I saved £435.00 to my savings accounts and I paid £100 into my Vanguard ISA. My savings increased by £717.26 (partly due to an increase in the value of the ISA), taking the total up to £32,154.98. I now have enough money in my instant access savings account to buy a new (well new to me) car and so I plan to start paying into my Vanguard ISA each month. I will still pay into one of the savings accounts which is offering 5% interest for a year. After that I will probably transfer it to the ISA.

My other expenses were:

Food £160.74 – over £50 more than last month when Mr Simple was away for two weeks.

Petrol £103.35 – very similar to last month

Toiletries £38.72 – when I went to buy some items e.g. hair dye, there was an offer on if you bought two, so I did, knowing that it would save me money in the long run.

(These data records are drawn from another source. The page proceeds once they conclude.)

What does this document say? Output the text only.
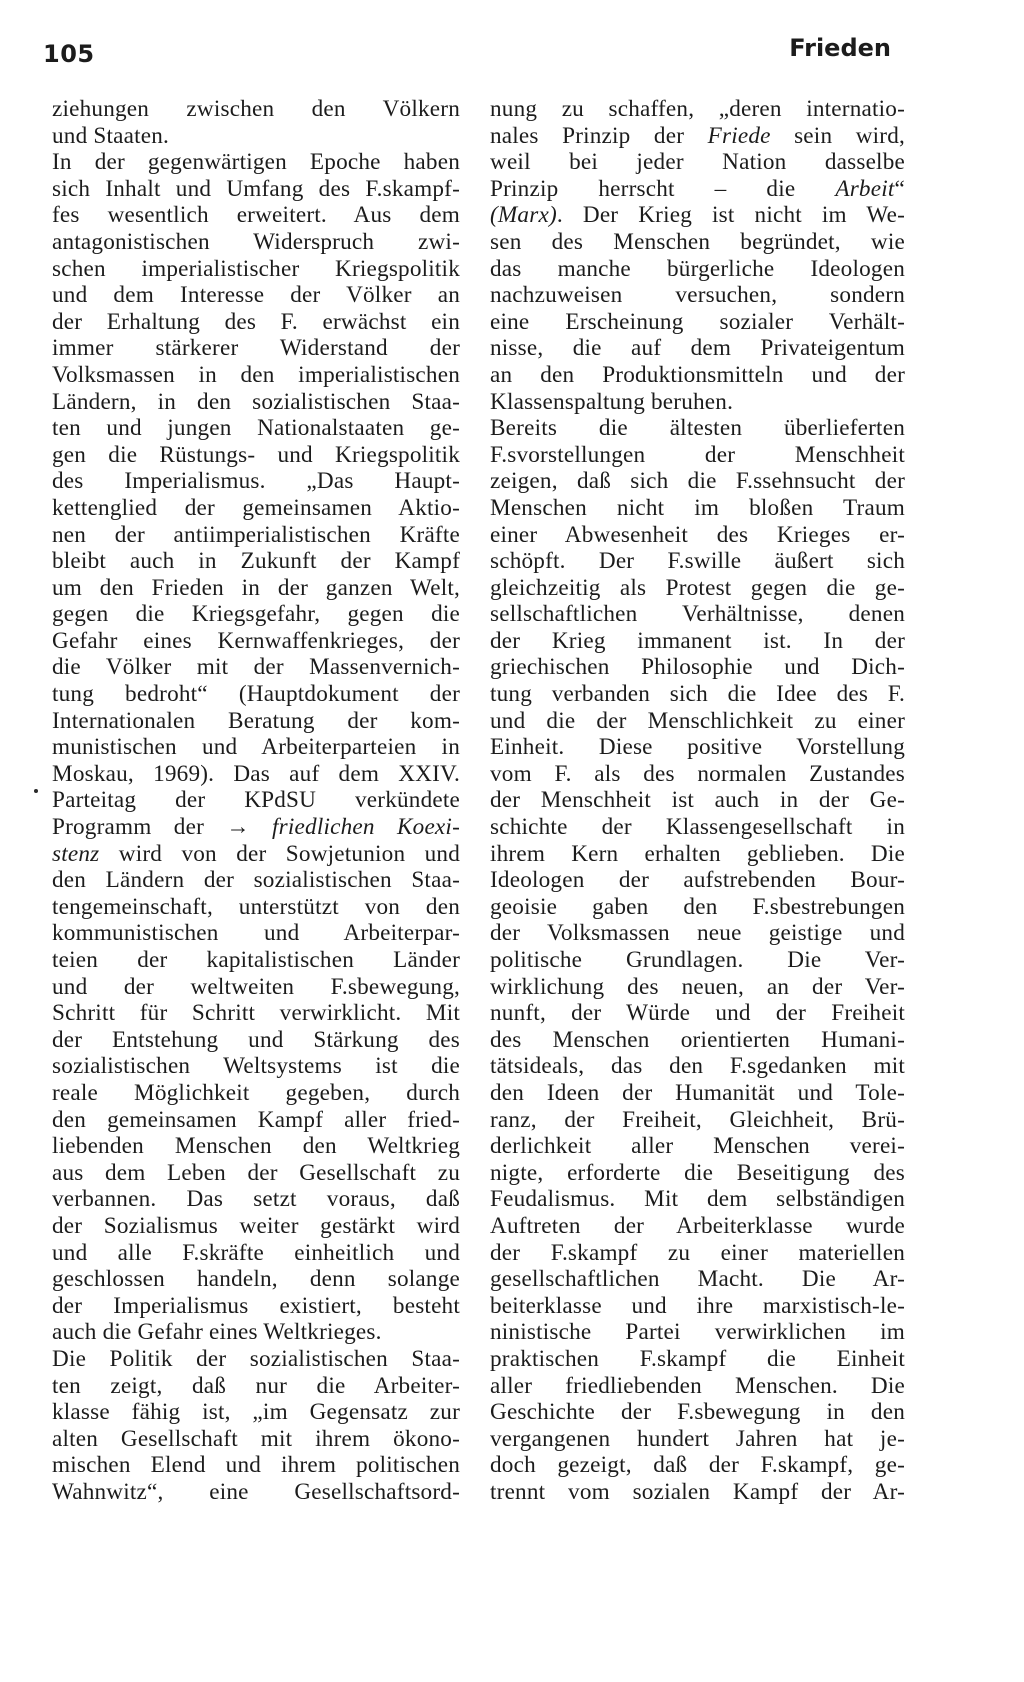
105	Frieden
ziehungen zwischen den Völkern
und Staaten.
In der gegenwärtigen Epoche haben
sich Inhalt und Umfang des F.skampf-
fes wesentlich erweitert. Aus dem
antagonistischen Widerspruch zwi-
schen imperialistischer Kriegspolitik
und dem Interesse der Völker an
der Erhaltung des F. erwächst ein
immer stärkerer Widerstand der
Volksmassen in den imperialistischen
Ländern, in den sozialistischen Staa-
ten und jungen Nationalstaaten ge-
gen die Rüstungs- und Kriegspolitik
des Imperialismus. „Das Haupt-
kettenglied der gemeinsamen Aktio-
nen der antiimperialistischen Kräfte
bleibt auch in Zukunft der Kampf
um den Frieden in der ganzen Welt,
gegen die Kriegsgefahr, gegen die
Gefahr eines Kernwaffenkrieges, der
die Völker mit der Massenvernich-
tung bedroht“ (Hauptdokument der
Internationalen Beratung der kom-
munistischen und Arbeiterparteien in
Moskau, 1969). Das auf dem XXIV.
Parteitag der KPdSU verkündete
Programm der → friedlichen Koexi-
stenz wird von der Sowjetunion und
den Ländern der sozialistischen Staa-
tengemeinschaft, unterstützt von den
kommunistischen und Arbeiterpar-
teien der kapitalistischen Länder
und der weltweiten F.sbewegung,
Schritt für Schritt verwirklicht. Mit
der Entstehung und Stärkung des
sozialistischen Weltsystems ist die
reale Möglichkeit gegeben, durch
den gemeinsamen Kampf aller fried-
liebenden Menschen den Weltkrieg
aus dem Leben der Gesellschaft zu
verbannen. Das setzt voraus, daß
der Sozialismus weiter gestärkt wird
und alle F.skräfte einheitlich und
geschlossen handeln, denn solange
der Imperialismus existiert, besteht
auch die Gefahr eines Weltkrieges.
Die Politik der sozialistischen Staa-
ten zeigt, daß nur die Arbeiter-
klasse fähig ist, „im Gegensatz zur
alten Gesellschaft mit ihrem ökono-
mischen Elend und ihrem politischen
Wahnwitz“, eine Gesellschaftsord-
nung zu schaffen, „deren internatio-
nales Prinzip der Friede sein wird,
weil bei jeder Nation dasselbe
Prinzip herrscht – die Arbeit“
(Marx). Der Krieg ist nicht im We-
sen des Menschen begründet, wie
das manche bürgerliche Ideologen
nachzuweisen versuchen, sondern
eine Erscheinung sozialer Verhält-
nisse, die auf dem Privateigentum
an den Produktionsmitteln und der
Klassenspaltung beruhen.
Bereits die ältesten überlieferten
F.svorstellungen der Menschheit
zeigen, daß sich die F.ssehnsucht der
Menschen nicht im bloßen Traum
einer Abwesenheit des Krieges er-
schöpft. Der F.swille äußert sich
gleichzeitig als Protest gegen die ge-
sellschaftlichen Verhältnisse, denen
der Krieg immanent ist. In der
griechischen Philosophie und Dich-
tung verbanden sich die Idee des F.
und die der Menschlichkeit zu einer
Einheit. Diese positive Vorstellung
vom F. als des normalen Zustandes
der Menschheit ist auch in der Ge-
schichte der Klassengesellschaft in
ihrem Kern erhalten geblieben. Die
Ideologen der aufstrebenden Bour-
geoisie gaben den F.sbestrebungen
der Volksmassen neue geistige und
politische Grundlagen. Die Ver-
wirklichung des neuen, an der Ver-
nunft, der Würde und der Freiheit
des Menschen orientierten Humani-
tätsideals, das den F.sgedanken mit
den Ideen der Humanität und Tole-
ranz, der Freiheit, Gleichheit, Brü-
derlichkeit aller Menschen verei-
nigte, erforderte die Beseitigung des
Feudalismus. Mit dem selbständigen
Auftreten der Arbeiterklasse wurde
der F.skampf zu einer materiellen
gesellschaftlichen Macht. Die Ar-
beiterklasse und ihre marxistisch-le-
ninistische Partei verwirklichen im
praktischen F.skampf die Einheit
aller friedliebenden Menschen. Die
Geschichte der F.sbewegung in den
vergangenen hundert Jahren hat je-
doch gezeigt, daß der F.skampf, ge-
trennt vom sozialen Kampf der Ar-
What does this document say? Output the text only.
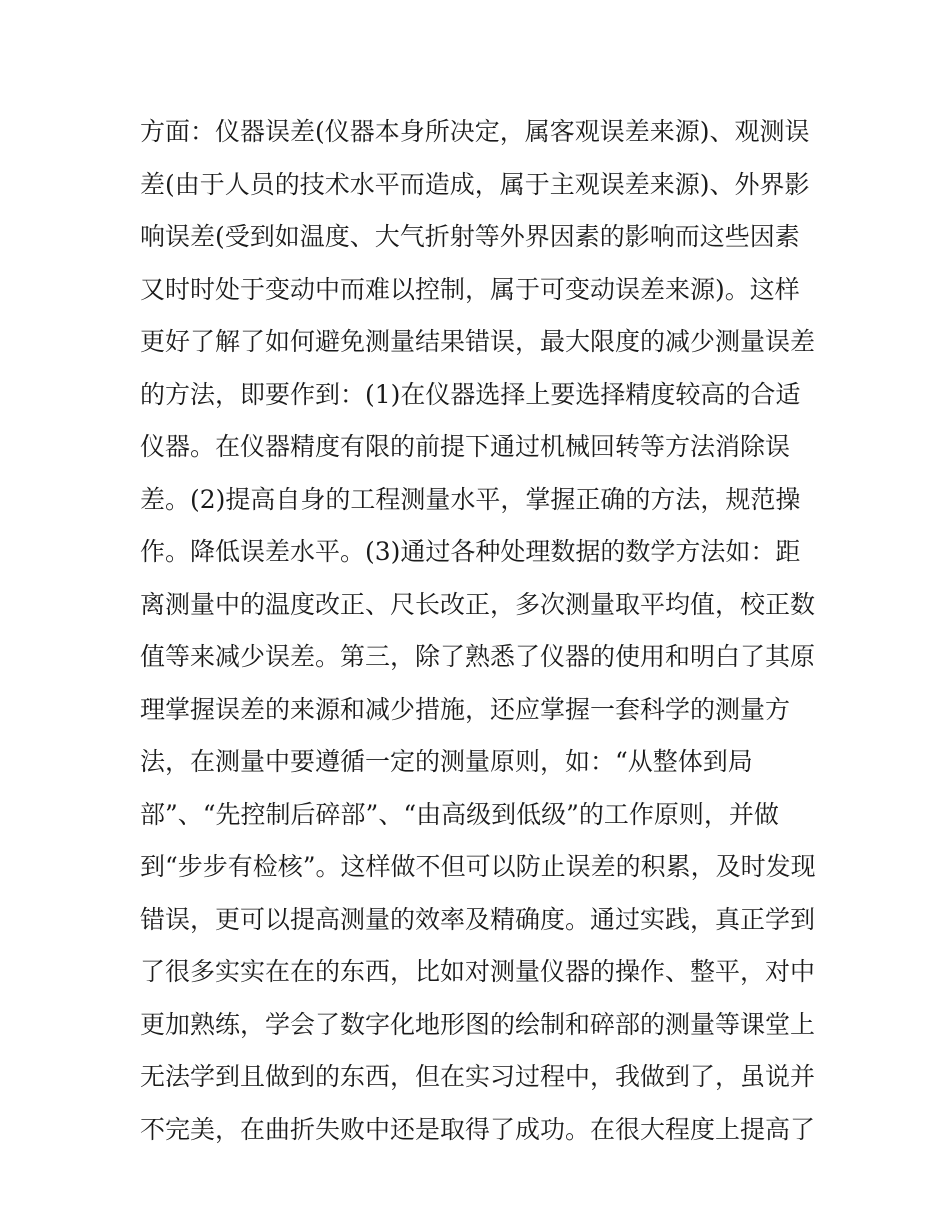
方面：仪器误差(仪器本身所决定，属客观误差来源)、观测误
差(由于人员的技术水平而造成，属于主观误差来源)、外界影
响误差(受到如温度、大气折射等外界因素的影响而这些因素
又时时处于变动中而难以控制，属于可变动误差来源)。这样
更好了解了如何避免测量结果错误，最大限度的减少测量误差
的方法，即要作到：(1)在仪器选择上要选择精度较高的合适
仪器。在仪器精度有限的前提下通过机械回转等方法消除误
差。(2)提高自身的工程测量水平，掌握正确的方法，规范操
作。降低误差水平。(3)通过各种处理数据的数学方法如：距
离测量中的温度改正、尺长改正，多次测量取平均值，校正数
值等来减少误差。第三，除了熟悉了仪器的使用和明白了其原
理掌握误差的来源和减少措施，还应掌握一套科学的测量方
法，在测量中要遵循一定的测量原则，如：“从整体到局
部”、“先控制后碎部”、“由高级到低级”的工作原则，并做
到“步步有检核”。这样做不但可以防止误差的积累，及时发现
错误，更可以提高测量的效率及精确度。通过实践，真正学到
了很多实实在在的东西，比如对测量仪器的操作、整平，对中
更加熟练，学会了数字化地形图的绘制和碎部的测量等课堂上
无法学到且做到的东西，但在实习过程中，我做到了，虽说并
不完美，在曲折失败中还是取得了成功。在很大程度上提高了
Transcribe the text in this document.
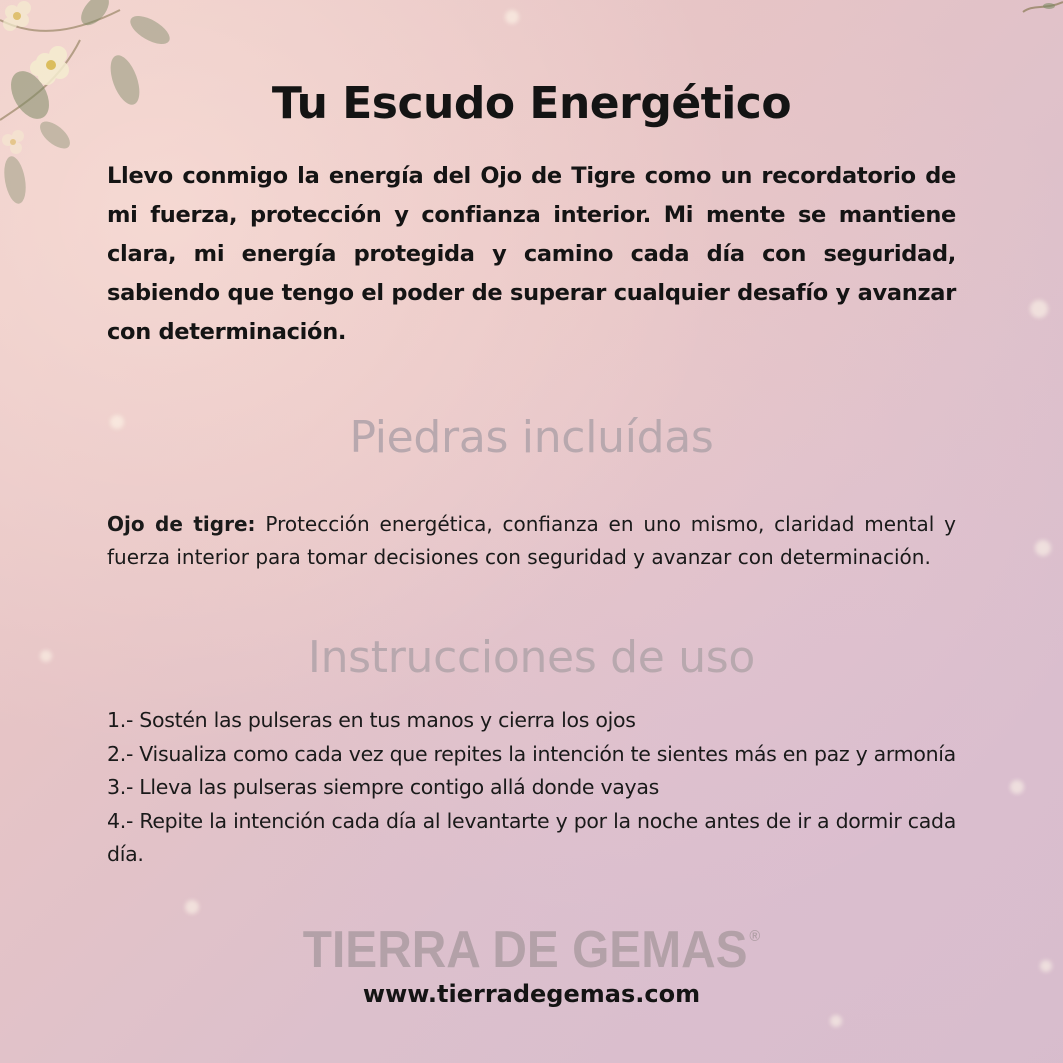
Tu Escudo Energético

Llevo conmigo la energía del Ojo de Tigre como un recordatorio de mi fuerza, protección y confianza interior. Mi mente se mantiene clara, mi energía protegida y camino cada día con seguridad, sabiendo que tengo el poder de superar cualquier desafío y avanzar con determinación.

Piedras incluídas

Ojo de tigre: Protección energética, confianza en uno mismo, claridad mental y fuerza interior para tomar decisiones con seguridad y avanzar con determinación.

Instrucciones de uso
1.- Sostén las pulseras en tus manos y cierra los ojos
2.- Visualiza como cada vez que repites la intención te sientes más en paz y armonía
3.- Lleva las pulseras siempre contigo allá donde vayas
4.- Repite la intención cada día al levantarte y por la noche antes de ir a dormir cada día.
TIERRA DE GEMAS ®
www.tierradegemas.com
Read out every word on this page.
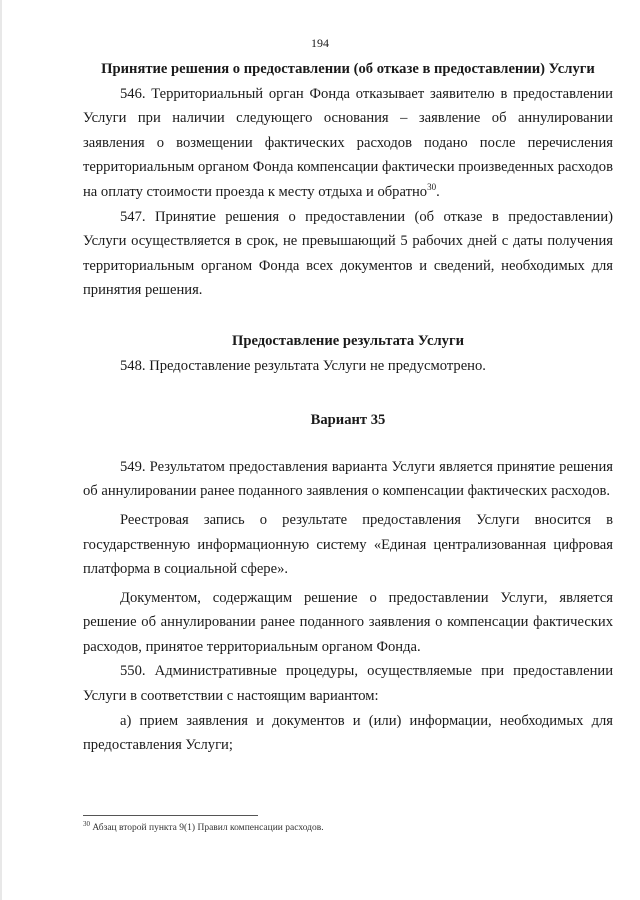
194
Принятие решения о предоставлении (об отказе в предоставлении) Услуги

546. Территориальный орган Фонда отказывает заявителю в предоставлении Услуги при наличии следующего основания – заявление об аннулировании заявления о возмещении фактических расходов подано после перечисления территориальным органом Фонда компенсации фактически произведенных расходов на оплату стоимости проезда к месту отдыха и обратно$^{30}$.

547. Принятие решения о предоставлении (об отказе в предоставлении) Услуги осуществляется в срок, не превышающий 5 рабочих дней с даты получения территориальным органом Фонда всех документов и сведений, необходимых для принятия решения.

Предоставление результата Услуги

548. Предоставление результата Услуги не предусмотрено.

Вариант 35

549. Результатом предоставления варианта Услуги является принятие решения об аннулировании ранее поданного заявления о компенсации фактических расходов.

Реестровая запись о результате предоставления Услуги вносится в государственную информационную систему «Единая централизованная цифровая платформа в социальной сфере».

Документом, содержащим решение о предоставлении Услуги, является решение об аннулировании ранее поданного заявления о компенсации фактических расходов, принятое территориальным органом Фонда.

550. Административные процедуры, осуществляемые при предоставлении Услуги в соответствии с настоящим вариантом:

а) прием заявления и документов и (или) информации, необходимых для предоставления Услуги;

$^{30}$ Абзац второй пункта 9(1) Правил компенсации расходов.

Miscellaneous £142.41 – includes mother’s day present £32.95, books £45.13, team away day activity £14.00

Despite being frugal I know that there are other savings that I could have made

Looking at areas where I could have saved money they were mostly around food e.g. not buying so many lunches during our staycation. I have also bought a sandwich some days, usually towards the end of the week, when the fridge is looking a bit empty. I need to work on this next month. It may be the traditional joke in the FI world that if we forego our daily coffee we can get rich, but I do honestly think that these small changes can make a great deal of difference in the long run. I was on a training course today and as I work for the public sector refreshments are not provided. Several attendees bought a coffee on arrival, one during the mid-morning break, their lunch and then another coffee during the afternoon. I arrived with my bag of provisions, spent a total sum of £0 and sat there feeling very smug.

So how was your month? How is your progress towards paying off your debts and increasing your savings going? What are you going to work on next month? Let me know what changes you’re making to your spending.